If I have a network say Network A and Network B and if A is the inside then B is the outside Network. Given this partial Running Config, what is the reverse IP NAT statement from the Outside Network returning to the Inside network so those inside Network A requesting YouTube Videos can actually see them from Network B?
Also, would you be able to explain how I would allow any IP from the AP-Pool to receive the reply from the External Network since I overloaded the IP NAT Inside Source ? If there a way to write the reply ?

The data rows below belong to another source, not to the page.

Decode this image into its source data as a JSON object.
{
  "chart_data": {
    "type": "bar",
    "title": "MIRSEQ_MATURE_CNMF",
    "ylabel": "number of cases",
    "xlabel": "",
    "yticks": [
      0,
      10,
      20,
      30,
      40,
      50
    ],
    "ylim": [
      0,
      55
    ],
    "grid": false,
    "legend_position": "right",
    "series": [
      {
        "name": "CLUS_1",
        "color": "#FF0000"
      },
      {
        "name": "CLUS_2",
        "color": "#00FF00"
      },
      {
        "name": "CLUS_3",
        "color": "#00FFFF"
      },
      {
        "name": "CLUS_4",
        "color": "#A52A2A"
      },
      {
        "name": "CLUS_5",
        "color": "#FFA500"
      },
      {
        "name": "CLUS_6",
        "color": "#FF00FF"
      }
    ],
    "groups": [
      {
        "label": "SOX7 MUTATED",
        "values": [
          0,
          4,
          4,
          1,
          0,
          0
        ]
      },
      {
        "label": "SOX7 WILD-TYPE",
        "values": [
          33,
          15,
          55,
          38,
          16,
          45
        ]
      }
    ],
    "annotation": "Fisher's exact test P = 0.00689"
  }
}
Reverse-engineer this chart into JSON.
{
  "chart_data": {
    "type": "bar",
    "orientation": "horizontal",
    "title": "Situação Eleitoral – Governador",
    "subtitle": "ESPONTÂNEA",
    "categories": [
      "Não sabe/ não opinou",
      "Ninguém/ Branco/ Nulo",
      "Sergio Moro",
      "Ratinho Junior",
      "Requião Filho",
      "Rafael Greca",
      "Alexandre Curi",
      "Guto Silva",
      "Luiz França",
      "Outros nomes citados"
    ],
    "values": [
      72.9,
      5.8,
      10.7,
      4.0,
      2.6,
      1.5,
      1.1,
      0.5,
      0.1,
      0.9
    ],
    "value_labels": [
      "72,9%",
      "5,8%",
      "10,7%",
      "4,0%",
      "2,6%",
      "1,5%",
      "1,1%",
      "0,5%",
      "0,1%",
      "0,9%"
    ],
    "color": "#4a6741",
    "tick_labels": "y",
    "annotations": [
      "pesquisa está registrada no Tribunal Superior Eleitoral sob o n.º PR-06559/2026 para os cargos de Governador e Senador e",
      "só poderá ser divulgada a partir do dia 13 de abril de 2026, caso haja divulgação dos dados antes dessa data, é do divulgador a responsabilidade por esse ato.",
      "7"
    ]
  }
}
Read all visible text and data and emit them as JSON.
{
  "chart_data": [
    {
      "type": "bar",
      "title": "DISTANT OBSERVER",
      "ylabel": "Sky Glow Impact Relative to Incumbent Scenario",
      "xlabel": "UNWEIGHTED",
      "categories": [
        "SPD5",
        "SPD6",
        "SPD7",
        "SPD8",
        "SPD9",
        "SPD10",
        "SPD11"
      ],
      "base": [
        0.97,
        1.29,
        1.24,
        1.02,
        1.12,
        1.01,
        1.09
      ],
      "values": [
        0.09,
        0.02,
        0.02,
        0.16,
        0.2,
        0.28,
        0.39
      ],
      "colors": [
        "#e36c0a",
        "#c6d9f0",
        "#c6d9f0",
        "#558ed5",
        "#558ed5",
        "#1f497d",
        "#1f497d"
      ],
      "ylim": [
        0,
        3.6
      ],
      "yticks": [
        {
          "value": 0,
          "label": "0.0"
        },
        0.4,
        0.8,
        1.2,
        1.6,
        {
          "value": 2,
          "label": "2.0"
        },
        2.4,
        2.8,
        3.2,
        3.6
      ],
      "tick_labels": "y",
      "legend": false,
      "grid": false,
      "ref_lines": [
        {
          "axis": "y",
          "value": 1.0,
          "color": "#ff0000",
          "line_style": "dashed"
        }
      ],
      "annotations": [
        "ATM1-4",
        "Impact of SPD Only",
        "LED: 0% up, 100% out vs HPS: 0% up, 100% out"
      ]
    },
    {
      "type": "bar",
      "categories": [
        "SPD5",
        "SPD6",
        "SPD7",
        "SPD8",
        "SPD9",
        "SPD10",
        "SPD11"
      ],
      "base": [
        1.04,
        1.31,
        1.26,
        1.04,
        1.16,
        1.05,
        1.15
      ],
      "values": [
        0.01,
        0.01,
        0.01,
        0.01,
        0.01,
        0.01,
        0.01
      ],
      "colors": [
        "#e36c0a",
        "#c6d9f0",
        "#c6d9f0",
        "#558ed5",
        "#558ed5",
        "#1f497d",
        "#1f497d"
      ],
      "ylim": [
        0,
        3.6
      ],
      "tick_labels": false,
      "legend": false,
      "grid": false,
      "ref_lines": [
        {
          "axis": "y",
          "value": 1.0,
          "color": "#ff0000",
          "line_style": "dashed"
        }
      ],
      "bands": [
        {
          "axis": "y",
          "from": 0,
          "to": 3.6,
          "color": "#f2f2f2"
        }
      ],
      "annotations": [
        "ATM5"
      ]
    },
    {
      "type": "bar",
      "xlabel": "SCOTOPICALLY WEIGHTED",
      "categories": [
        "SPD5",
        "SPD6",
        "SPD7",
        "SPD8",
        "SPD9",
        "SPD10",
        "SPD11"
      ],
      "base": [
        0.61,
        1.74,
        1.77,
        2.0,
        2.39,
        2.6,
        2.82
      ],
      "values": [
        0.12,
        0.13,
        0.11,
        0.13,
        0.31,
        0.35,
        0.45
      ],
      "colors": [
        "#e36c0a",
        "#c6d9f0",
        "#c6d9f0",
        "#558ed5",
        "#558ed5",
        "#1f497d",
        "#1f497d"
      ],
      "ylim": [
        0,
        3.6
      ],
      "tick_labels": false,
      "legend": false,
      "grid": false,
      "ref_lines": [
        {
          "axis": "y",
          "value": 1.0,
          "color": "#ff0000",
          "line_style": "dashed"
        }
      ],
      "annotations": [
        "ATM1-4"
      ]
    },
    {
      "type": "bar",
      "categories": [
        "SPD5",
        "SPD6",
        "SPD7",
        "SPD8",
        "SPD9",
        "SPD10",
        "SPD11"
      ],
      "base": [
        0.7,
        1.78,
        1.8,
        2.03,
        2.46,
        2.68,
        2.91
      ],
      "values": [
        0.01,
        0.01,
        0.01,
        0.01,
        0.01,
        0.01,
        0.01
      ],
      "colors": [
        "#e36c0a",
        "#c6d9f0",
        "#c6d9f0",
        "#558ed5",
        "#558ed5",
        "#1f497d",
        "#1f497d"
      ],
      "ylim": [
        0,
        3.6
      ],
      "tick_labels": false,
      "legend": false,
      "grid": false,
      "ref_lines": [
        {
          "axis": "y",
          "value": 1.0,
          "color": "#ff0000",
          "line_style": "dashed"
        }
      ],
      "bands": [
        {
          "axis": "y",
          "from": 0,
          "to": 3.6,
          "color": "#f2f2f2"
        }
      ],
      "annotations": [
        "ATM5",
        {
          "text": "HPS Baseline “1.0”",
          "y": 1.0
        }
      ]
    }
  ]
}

no ip dhcp conflict logging
ip dhcp excluded-address 192.168.99.254
ip dhcp excluded-address 192.168.99.1
ip dhcp pool AP-Pool
network 192.168.99.0 255.255.255.0
description Outside Interface for Internet access | Gateway is 126.96.36.199/29
ip address 188.8.131.52 255.255.255.248
ip nat outside
ip virtual-reassembly in
ip address 192.168.99.254 255.255.255.0
ip dns view-group internallist
ip nat inside
ip virtual-reassembly in
ip dns view external
domain name-server 184.108.40.206
ip dns view internal
domain name-server 220.127.116.11
domain name-server 18.104.22.168
ip dns view-list internallist
view internal 1
ip dns server view-group internallist
ip dns server
ip nat inside source list 101 interface GigabitEthernet0/0 overload
access-list 101 permit ip 192.168.99.0 0.0.0.255 any
You don't need a separate statement for return traffic. It's a package deal.
When your pc at 192.168.99.20 sends a request out to YouTube or capital one.com, it picks a source port, say port 51905.
So the packet hits your router with destination (YouTube up address) :80 source 192.168.99.20:51905
Your router creates a return entry with the source and destination reversed. And when it performs the NAT, it maps that 51905 port as the source. So when the return traffic comes back, your router looks knows that destination port belongs to 192.168.99.20 and forwards it back to your pc.
Outside local is a different animal, probably not something you'll use very often. Imagine there's a web server on some external network at up 22.214.171.124. For whatever reason, you need it to appear local, so you want it to look like it's at 192.168.1.9. You want your inside local pc's to be able to type http://192.168.1.9 in a browser window and the router takes the traffic and NAT/PATs it to the 126.96.36.199 server.
So having said that, what would the actual statement be?
Ip nat source outside 188.8.131.52 interface vlan 99 extended
would this be the answer based on your example?